Ik heb nu suiker, overmatig gesnoep en koekgebruik afgezworen, om nog iets van mijn gebit te redden. Nou het vlees nog. Gelukkig kreeg ik kracht naar kruis om te wennen aan mijn nieuwe, zoeteloze levensstijl (of ik zelf al niet zuur genoeg ben), want wonderlijk genoeg begon die kies rechtsonder, kandidaat voor de wortelkanaalbehandeling, vrijwel onmiddellijk na het tandartsbezoek op te spelen, hoewel ik voorheen slechts wat zeer vage pijn voelde. Ik kan er nu niet meer mee kauwen, en zelfs als ik dat nalaat, voel ik nog een zeurende, zagende, enigszins bonzende pijn, die met paracetamol in de hand gehouden wordt.

Eten is geen pretje, dus ik eet maar wat minder, waardoor ik me zo slap voel als een vaatdoek, want die extra calorie-en van suiker, koekjes en chocolade mis ik nu ook. Een paar nachten heb ik gedeeltelijk lezend in plaats van slapend doorgebracht, zodat ik tenminste lekker opschiet met mijn leeslijst voor literatuurgeschiedenis.

(Dit met excuses aan een trouwe lezer, voor het ongemak dat hij deze jeremiade nu al voor de tweede keer leest).

***

Wat te doen op de Rhenenselijn? Is er voor mij nog ergens iets nieuws te bekijken? Bunnik ken ik; het is het eindpunt van mijn favoriete wandeling langs de Kromme Rijn. Driebergen, daar heb ik laatst nog eens een paar weken gewerkt. Veenendaal heb ik al een paar keer bezocht in het kader van "Langs Lange Lijnen". Resteert: Maarn, waar ik, voor zover ik me kan herinneren, nog nooit geweest ben. Wel in Maarsbergen, staat me vaag bij, dat tot dezelfde gemeente behoort, en aan dezelfde spoorbaan ligt, zonder dat er een station is.
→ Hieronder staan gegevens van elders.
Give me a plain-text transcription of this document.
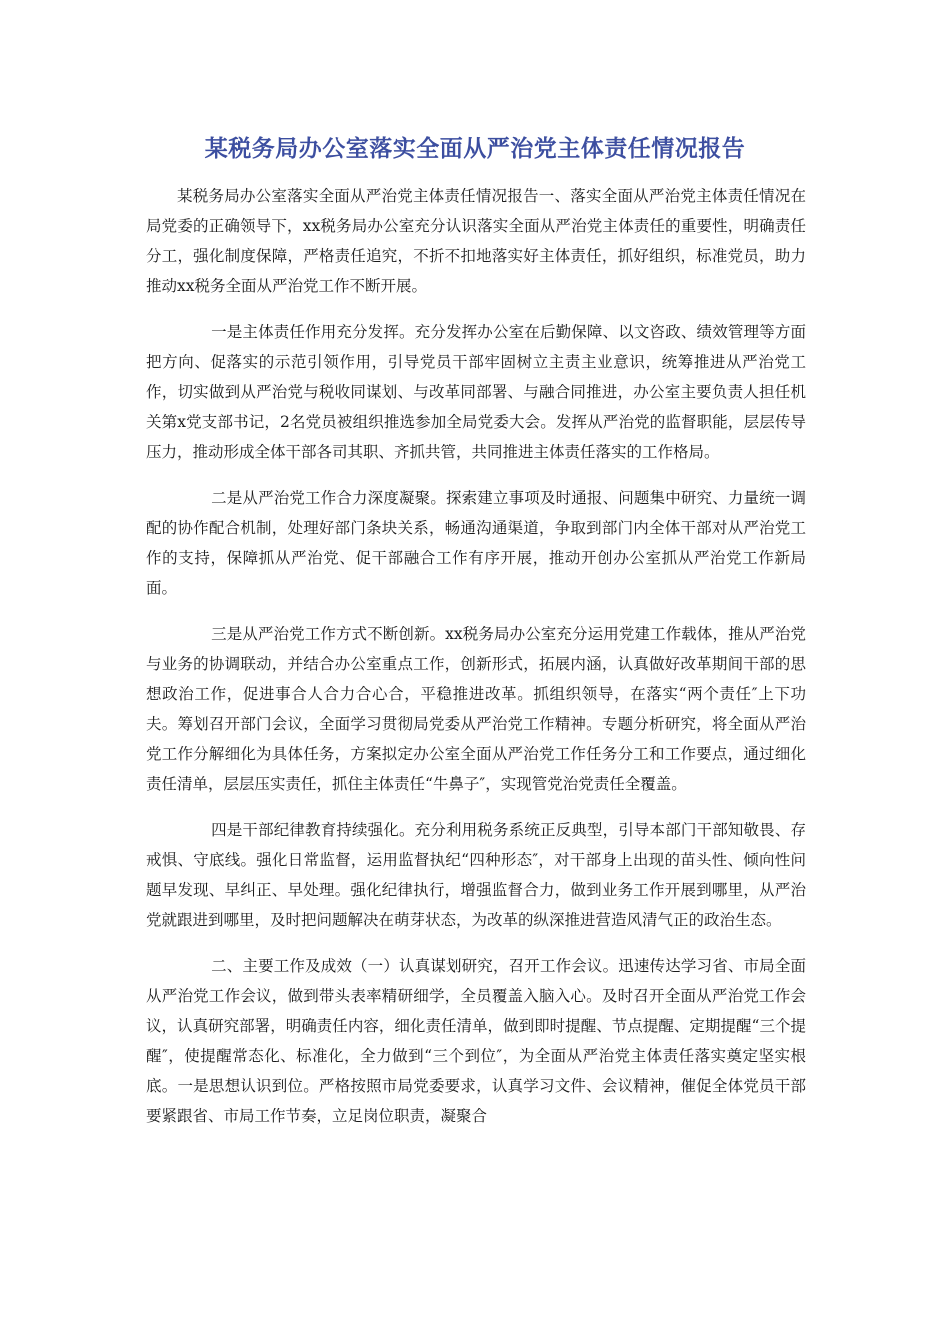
某税务局办公室落实全面从严治党主体责任情况报告

某税务局办公室落实全面从严治党主体责任情况报告一、落实全面从严治党主体责任情况在局党委的正确领导下，xx税务局办公室充分认识落实全面从严治党主体责任的重要性，明确责任分工，强化制度保障，严格责任追究，不折不扣地落实好主体责任，抓好组织，标准党员，助力推动xx税务全面从严治党工作不断开展。

一是主体责任作用充分发挥。充分发挥办公室在后勤保障、以文咨政、绩效管理等方面把方向、促落实的示范引领作用，引导党员干部牢固树立主责主业意识，统筹推进从严治党工作，切实做到从严治党与税收同谋划、与改革同部署、与融合同推进，办公室主要负责人担任机关第x党支部书记，2名党员被组织推选参加全局党委大会。发挥从严治党的监督职能，层层传导压力，推动形成全体干部各司其职、齐抓共管，共同推进主体责任落实的工作格局。

二是从严治党工作合力深度凝聚。探索建立事项及时通报、问题集中研究、力量统一调配的协作配合机制，处理好部门条块关系，畅通沟通渠道，争取到部门内全体干部对从严治党工作的支持，保障抓从严治党、促干部融合工作有序开展，推动开创办公室抓从严治党工作新局面。

三是从严治党工作方式不断创新。xx税务局办公室充分运用党建工作载体，推从严治党与业务的协调联动，并结合办公室重点工作，创新形式，拓展内涵，认真做好改革期间干部的思想政治工作，促进事合人合力合心合，平稳推进改革。抓组织领导，在落实“两个责任″上下功夫。筹划召开部门会议，全面学习贯彻局党委从严治党工作精神。专题分析研究，将全面从严治党工作分解细化为具体任务，方案拟定办公室全面从严治党工作任务分工和工作要点，通过细化责任清单，层层压实责任，抓住主体责任“牛鼻子″，实现管党治党责任全覆盖。

四是干部纪律教育持续强化。充分利用税务系统正反典型，引导本部门干部知敬畏、存戒惧、守底线。强化日常监督，运用监督执纪“四种形态″，对干部身上出现的苗头性、倾向性问题早发现、早纠正、早处理。强化纪律执行，增强监督合力，做到业务工作开展到哪里，从严治党就跟进到哪里，及时把问题解决在萌芽状态，为改革的纵深推进营造风清气正的政治生态。

二、主要工作及成效（一）认真谋划研究，召开工作会议。迅速传达学习省、市局全面从严治党工作会议，做到带头表率精研细学，全员覆盖入脑入心。及时召开全面从严治党工作会议，认真研究部署，明确责任内容，细化责任清单，做到即时提醒、节点提醒、定期提醒“三个提醒″，使提醒常态化、标准化，全力做到“三个到位″，为全面从严治党主体责任落实奠定坚实根底。一是思想认识到位。严格按照市局党委要求，认真学习文件、会议精神，催促全体党员干部要紧跟省、市局工作节奏，立足岗位职责，凝聚合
Na Driebergen-Zeist stuift de trein de bossen in. Aan de zuidzijde van het spoor ligt een kilometerslang, enigszins verwaarloosd aandoend rangeerterrein, waar hier en daar nog een paar verroeste goederenwagens staan. Het lijkt alsof het al twintig jaar niet meer gebruikt wordt, maar tussen het ouwe roest zie ik ook een paar nieuwe Railpro-voertuigen. Er bestaan railspotters die zich speciaal op goederentreinen gespecialiseerd hebben; één van de meest oninteressante hobby's die ik me kan indenken.



Terugsteken

Station Maarn bestaat uit weinig meer dan twee perronnetjes, opgebouwd uit dikke betonplaten. Ik stap uit, fotografeer de vertrekkende trein en bestudeer de gele vertrekstaat. .22 en .52 naar Utrecht (spoor 1); .08 en .38 Rhenen (spoor 2); simpel genoeg, allemaal. Wie echter naar Arnhem wil, moet even heel goed uitkijken wat hij doet. In de ochtend- en middagspits stelt hij zich op langs spoor 2, waar om .26 en .56 een rechtstreekse boemel naar de hoofdstad van Gelderland vertrekt. In de dal-uren echter, en in het weekeinde, moet hij schuin aan de overzijde gaan staan, langs spoor 1 dus, en aldaar de stoptrein nemen naar Driebergen-Zeist; de verkeerde kant op. Bij Driebergen-Zeist kruist hij per tunnel of op straatniveau de spoorbaan, om aan de overkant de sneltrein naar Arnhem te nemen. Na vijf minuten even zwaaien; daar ligt links en rechts van het spoor zijn woonplaats, die hij een kwartiertje tevoren verlaten heeft. Deze omslachtige manoeuvre staat in de spoorwegterminologie bekend onder de wat agressieverige term "terugsteken".



Attentie! Maarn.

Maarn, zoals ik gedurende het komende uur zal merken, is een villadorp dat door de spoorlijn en de snelweg wreed in twee helften is gekliefd. De plaats heeft niet een echt hart. Wie de ANWB-borden richting Centrum volgt, komt terecht aan de noordzijde van de spoorbaan bij een armetierig rijtje winkels; aan de overzijde van het spoor ligt in een parkachtige omgeving het gemeentehuis. Beide helften van Maarn worden met elkaar verbonden door een opvallend lelijke tunnel.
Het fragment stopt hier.